Out of Africa has a wild feel. Unlike landmarks such as the San Diego Zoo or even the San Diego Zoo’s Wild Animal Park, the surroundings are not landscaped and have been left in a natural, chaparral-covered state. Sedona’s red rocks and Flagstaff’s San Francisco Peaks are visible from the park, and the blue sky stretches endlessly. And don’t expect lavish restaurants or a plethora of themed gift shops at every turn. There’s a gift shop, and stands where you can grab a bite to eat are scattered throughout the park, but while Dean and Prayeri have made Out of Africa comfortable for visitors, it’s a habitat for the hundreds of animals that call the park home.
Out of Africa Wildlife Park is located on Cherry Road off SR 260 in Camp Verde. Open daily, 9:30 a.m. to 5 p.m. (The admission office closes at 4 p.m.) Closed Thanksgiving and Christmas Day. Admission is $36 for adults, $34 for seniors, $20 for children 12 and younger, and free for children 2 and younger. For more information and a schedule of shows, call 928-567-2840 or visit www.outofafricapark.com.
Grand Canyon Deer Farm & Petting Zoo
For more than 41 years, travelers along Interstate 40 have been pulling off at exit 171 to visit the unassuming Grand Canyon Deer Farm & Petting Zoo. For the past 23 years, Randy and Pat George have owned the farm. We admit it: After traveling and living in northern Arizona for more than 10 years, we’d never visited the farm, though the highway signs always elicited curious comments in the car. Our curiosity was satiated when Randy himself took us on a tour of the 10-acre property one windy afternoon.
Randy says the farm’s original owner had owned a zoo in northern California before opening up the northern Arizona attraction. Randy and his wife, Pat, had visited the farm several times, including on their honeymoon. When they heard the farm was for sale, they moved north from Phoenix and purchased it in March 1987, though they had no experience running a zoo. Randy’s background was in computer manufacturing and Pat worked for UPS. (The Georges are the farm’s third owners.) Since then, the farm has expanded to include much more than just deer.

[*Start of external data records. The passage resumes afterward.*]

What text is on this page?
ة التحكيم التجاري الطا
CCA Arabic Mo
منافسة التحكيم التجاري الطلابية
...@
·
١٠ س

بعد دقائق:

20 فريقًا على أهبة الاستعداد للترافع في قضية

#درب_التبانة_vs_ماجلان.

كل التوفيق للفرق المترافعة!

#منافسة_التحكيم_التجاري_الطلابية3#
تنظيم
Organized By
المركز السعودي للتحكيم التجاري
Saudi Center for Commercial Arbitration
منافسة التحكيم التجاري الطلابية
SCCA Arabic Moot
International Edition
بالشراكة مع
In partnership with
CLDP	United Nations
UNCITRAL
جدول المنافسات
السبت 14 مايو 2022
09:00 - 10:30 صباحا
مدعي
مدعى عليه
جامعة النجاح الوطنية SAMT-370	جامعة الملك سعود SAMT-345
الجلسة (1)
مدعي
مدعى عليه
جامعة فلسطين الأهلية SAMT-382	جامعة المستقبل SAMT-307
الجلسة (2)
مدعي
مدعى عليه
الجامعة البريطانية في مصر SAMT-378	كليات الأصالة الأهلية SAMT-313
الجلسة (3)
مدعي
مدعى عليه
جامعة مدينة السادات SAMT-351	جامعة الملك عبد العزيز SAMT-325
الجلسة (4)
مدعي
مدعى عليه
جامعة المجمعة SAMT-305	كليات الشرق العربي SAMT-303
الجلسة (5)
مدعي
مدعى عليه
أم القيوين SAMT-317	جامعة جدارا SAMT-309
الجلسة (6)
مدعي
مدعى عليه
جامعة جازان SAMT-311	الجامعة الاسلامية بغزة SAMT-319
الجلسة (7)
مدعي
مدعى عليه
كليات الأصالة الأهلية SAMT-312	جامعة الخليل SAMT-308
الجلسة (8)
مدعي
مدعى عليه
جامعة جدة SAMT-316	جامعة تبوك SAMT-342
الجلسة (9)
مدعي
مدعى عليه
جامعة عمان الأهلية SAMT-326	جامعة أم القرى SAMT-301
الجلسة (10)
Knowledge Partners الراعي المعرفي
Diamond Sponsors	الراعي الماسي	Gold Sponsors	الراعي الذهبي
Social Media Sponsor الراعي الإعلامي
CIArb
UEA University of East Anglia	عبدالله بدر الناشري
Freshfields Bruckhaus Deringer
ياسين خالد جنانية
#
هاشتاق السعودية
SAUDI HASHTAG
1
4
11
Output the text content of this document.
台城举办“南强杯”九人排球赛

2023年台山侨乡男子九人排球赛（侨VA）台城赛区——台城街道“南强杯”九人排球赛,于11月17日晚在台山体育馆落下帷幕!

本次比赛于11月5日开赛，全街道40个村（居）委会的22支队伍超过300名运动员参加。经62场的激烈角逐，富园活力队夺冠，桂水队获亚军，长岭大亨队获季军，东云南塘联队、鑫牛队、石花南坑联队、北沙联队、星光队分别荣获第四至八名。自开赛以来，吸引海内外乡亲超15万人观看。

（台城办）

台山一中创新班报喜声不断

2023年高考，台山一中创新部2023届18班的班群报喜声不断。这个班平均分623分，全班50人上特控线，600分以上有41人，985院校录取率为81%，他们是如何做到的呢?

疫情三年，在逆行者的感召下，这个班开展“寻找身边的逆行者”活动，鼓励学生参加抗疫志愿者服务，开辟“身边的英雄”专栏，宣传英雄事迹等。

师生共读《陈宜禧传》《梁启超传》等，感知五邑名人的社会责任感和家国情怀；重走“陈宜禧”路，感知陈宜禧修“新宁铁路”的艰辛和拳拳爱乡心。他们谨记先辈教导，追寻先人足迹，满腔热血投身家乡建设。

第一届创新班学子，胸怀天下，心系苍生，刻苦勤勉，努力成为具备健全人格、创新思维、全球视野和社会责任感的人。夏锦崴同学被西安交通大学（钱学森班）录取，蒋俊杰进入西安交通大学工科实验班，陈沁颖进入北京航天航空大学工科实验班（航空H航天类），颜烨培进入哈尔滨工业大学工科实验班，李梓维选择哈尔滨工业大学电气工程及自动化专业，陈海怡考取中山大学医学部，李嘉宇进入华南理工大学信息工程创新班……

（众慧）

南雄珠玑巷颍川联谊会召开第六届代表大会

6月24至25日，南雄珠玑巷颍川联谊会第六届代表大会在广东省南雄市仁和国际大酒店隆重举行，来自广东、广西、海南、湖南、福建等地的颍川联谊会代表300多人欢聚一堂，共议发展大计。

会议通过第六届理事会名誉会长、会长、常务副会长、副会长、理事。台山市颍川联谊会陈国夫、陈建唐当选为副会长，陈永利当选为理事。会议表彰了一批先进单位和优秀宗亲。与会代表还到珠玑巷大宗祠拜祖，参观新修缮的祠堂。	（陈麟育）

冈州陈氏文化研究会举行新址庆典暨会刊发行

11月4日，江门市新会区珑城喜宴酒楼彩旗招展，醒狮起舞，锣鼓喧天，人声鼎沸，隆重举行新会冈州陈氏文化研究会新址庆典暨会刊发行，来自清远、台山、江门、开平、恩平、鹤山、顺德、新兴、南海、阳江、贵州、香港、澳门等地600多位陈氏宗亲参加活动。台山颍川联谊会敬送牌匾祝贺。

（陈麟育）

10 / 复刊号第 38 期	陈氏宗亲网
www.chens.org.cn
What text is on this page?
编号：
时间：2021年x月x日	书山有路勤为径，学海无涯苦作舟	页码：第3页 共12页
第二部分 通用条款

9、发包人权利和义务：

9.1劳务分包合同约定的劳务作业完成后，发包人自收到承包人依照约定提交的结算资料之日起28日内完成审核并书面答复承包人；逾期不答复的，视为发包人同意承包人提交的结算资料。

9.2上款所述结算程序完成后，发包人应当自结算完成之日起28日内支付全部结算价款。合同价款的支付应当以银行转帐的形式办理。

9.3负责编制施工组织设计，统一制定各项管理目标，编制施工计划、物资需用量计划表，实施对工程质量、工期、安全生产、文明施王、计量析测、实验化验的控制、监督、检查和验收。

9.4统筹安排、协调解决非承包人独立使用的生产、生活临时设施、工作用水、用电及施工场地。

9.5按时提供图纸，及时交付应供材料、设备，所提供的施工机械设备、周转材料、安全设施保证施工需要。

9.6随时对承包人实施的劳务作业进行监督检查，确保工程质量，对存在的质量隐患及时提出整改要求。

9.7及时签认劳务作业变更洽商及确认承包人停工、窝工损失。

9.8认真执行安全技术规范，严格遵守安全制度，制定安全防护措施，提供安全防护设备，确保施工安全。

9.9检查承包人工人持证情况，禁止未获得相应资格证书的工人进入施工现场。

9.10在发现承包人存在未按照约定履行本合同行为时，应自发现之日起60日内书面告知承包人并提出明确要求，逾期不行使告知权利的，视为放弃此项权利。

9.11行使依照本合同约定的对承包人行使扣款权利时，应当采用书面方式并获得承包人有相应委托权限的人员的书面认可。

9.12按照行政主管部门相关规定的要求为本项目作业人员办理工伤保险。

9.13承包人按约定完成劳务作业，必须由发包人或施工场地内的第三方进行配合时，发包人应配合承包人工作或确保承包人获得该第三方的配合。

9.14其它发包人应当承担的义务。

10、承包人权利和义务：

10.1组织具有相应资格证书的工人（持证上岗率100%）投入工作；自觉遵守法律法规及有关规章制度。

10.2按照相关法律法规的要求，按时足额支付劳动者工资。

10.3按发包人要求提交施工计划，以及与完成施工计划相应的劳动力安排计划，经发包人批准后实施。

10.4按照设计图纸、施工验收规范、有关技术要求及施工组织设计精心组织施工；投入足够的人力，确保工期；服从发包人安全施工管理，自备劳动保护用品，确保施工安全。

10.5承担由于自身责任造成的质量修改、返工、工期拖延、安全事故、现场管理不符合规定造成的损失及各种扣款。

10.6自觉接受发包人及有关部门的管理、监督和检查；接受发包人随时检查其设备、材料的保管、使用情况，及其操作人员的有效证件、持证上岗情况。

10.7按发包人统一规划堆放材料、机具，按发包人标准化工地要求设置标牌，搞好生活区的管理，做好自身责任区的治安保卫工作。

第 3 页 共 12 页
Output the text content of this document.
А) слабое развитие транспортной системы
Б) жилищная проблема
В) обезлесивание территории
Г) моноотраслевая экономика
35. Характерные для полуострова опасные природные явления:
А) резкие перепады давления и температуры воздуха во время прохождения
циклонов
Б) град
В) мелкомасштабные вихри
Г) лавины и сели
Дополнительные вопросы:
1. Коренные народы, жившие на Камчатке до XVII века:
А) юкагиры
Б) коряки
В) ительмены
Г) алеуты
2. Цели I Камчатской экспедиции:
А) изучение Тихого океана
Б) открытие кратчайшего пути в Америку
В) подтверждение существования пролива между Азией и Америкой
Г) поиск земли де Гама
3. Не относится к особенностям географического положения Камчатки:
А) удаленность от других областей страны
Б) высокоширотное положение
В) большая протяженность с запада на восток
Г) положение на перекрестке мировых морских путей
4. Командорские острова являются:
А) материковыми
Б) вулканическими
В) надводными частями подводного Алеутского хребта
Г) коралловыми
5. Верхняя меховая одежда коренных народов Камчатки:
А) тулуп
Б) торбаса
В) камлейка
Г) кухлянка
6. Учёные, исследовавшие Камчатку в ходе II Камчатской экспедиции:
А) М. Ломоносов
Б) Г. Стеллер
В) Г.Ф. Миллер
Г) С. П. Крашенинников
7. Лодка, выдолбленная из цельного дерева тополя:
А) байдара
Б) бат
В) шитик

During our visit, fallow, sika and axis deer greeted us at the farm’s entrance, located behind a large and well-stocked gift shop. The deer patiently followed us around the farm during our entire visit. Most of the deer are born and raised at the farm while other animals are purchased from breeders. We were introduced to reindeer, elk, pygmy goats, camels, buffalo, miniature donkeys and horses, and llamas. Randy says in addition to the 100 deer (60 greet you when you first walk into the farm), the farm is home to 40 other animals. It’s not surprising to meet a potbellied pig or even the miniature zebu cow, but we did a double take at the coatimundi – members of the raccoon family – and the baby wallabies (Bindy and Chloe). The tiny South American marmoset, a monkey that weighs less than one pound, might have been the most unique resident, though Randy says Mozart and Sparky, a cockatoo and a parrot, receive the most attention. Perhaps that’s because Mozart gamely asks, “Polly want a cracker?” when prompted. Pat says Mozart was the first animal she purchased after taking over the farm in 1987. It took an entire year to get him to talk. “He’s been adding words ever since,” she says.